Quicktime X has editing features, some of which work better than 7. You can scrub to a point in the timeline, hit command-y to split the clip, scrub and split and you can crop parts out. But they have an export feature that has a "movie" export option, which means pass-through, similar to 7's 'save as self-contained' and if you edit too much, that option is removed. 7 lets you save as self-contained all the time. It made it easy to quickly chop movies up without having a long encoding time and losing quality. 7 had support for subtitles, plugins, multi-channel editing, masking, video filters. No real-time color correction in X.
I'd like to see Apple offer plugin support to X for decoders at least and always allow export to self-contained. Also ProRes export would be good and some simple audio features. Just being able to drag and drop an audio clip in and shuffle it back and forward is good for resyncing audio. They don't need to make a full player for Windows. Windows would just need a codec pack to support .mov and certain formats like ProRes.

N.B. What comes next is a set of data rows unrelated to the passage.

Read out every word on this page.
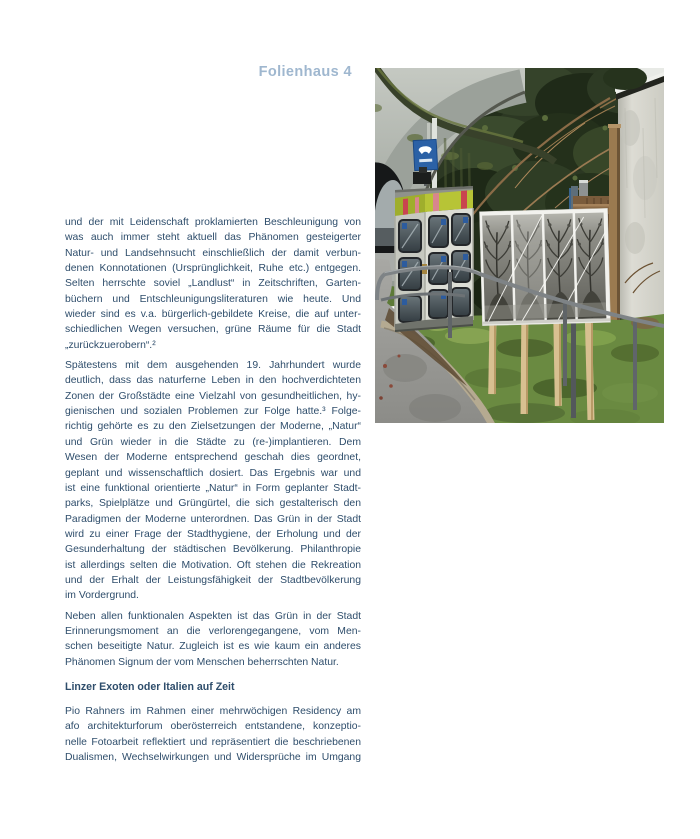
Folienhaus 4
und der mit Leidenschaft proklamierten Beschleunigung von
was auch immer steht aktuell das Phänomen gesteigerter
Natur- und Landsehnsucht einschließlich der damit verbun-
denen Konnotationen (Ursprünglichkeit, Ruhe etc.) entgegen.
Selten herrschte soviel „Landlust“ in Zeitschriften, Garten-
büchern und Entschleunigungsliteraturen wie heute. Und
wieder sind es v.a. bürgerlich-gebildete Kreise, die auf unter-
schiedlichen Wegen versuchen, grüne Räume für die Stadt
„zurückzuerobern“.²
Spätestens mit dem ausgehenden 19. Jahrhundert wurde
deutlich, dass das naturferne Leben in den hochverdichteten
Zonen der Großstädte eine Vielzahl von gesundheitlichen, hy-
gienischen und sozialen Problemen zur Folge hatte.³ Folge-
richtig gehörte es zu den Zielsetzungen der Moderne, „Natur“
und Grün wieder in die Städte zu (re-)implantieren. Dem
Wesen der Moderne entsprechend geschah dies geordnet,
geplant und wissenschaftlich dosiert. Das Ergebnis war und
ist eine funktional orientierte „Natur“ in Form geplanter Stadt-
parks, Spielplätze und Grüngürtel, die sich gestalterisch den
Paradigmen der Moderne unterordnen. Das Grün in der Stadt
wird zu einer Frage der Stadthygiene, der Erholung und der
Gesunderhaltung der städtischen Bevölkerung. Philanthropie
ist allerdings selten die Motivation. Oft stehen die Rekreation
und der Erhalt der Leistungsfähigkeit der Stadtbevölkerung
im Vordergrund.
Neben allen funktionalen Aspekten ist das Grün in der Stadt
Erinnerungsmoment an die verlorengegangene, vom Men-
schen beseitigte Natur. Zugleich ist es wie kaum ein anderes
Phänomen Signum der vom Menschen beherrschten Natur.
Linzer Exoten oder Italien auf Zeit
Pio Rahners im Rahmen einer mehrwöchigen Residency am
afo architekturforum oberösterreich entstandene, konzeptio-
nelle Fotoarbeit reflektiert und repräsentiert die beschriebenen
Dualismen, Wechselwirkungen und Widersprüche im Umgang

Handbrake (which is based on ffmpeg) is very capable in common format / codec conversions such as avi, Xvid, mkv...
Tim Cook, March 21st 2016
MOV is just a container. The actual file is, most likely, just compressed with H.264 for video and AAC for audio. With ffmpeg, you can convert them losslessly to .mp4 like this:
ffmpeg -i /path/to/original.mov -acodec copy -vcodec copy /path/to/converted.mp4
Since the conversion is lossless, there's no re-encoding, and the process will only take about as long as a file copy. You could even make an Automator workflow for it—in fact, I decided to do it for you. Unzip the attached file and put it in your ~/Library/Services folder (or just double-click it and opt to Install when asked), and it'll show up in the Finder's context menu. The script assumes ffmpeg is installed in /opt/local/bin, which is where it'll be if you install it via MacPorts. If you install it somewhere else, alter the script as appropriate.
If you install both ffmpeg and this workflow, you can just right-click on any .mov file that's encoded using H.264 and it will quickly be converted to MP4 losslessly.
I would be very, very surprised if anything from this century were unable to play mp4 files.
Thanks for that, good to know. As a video ignoramus, it still means I need that much knowledge though.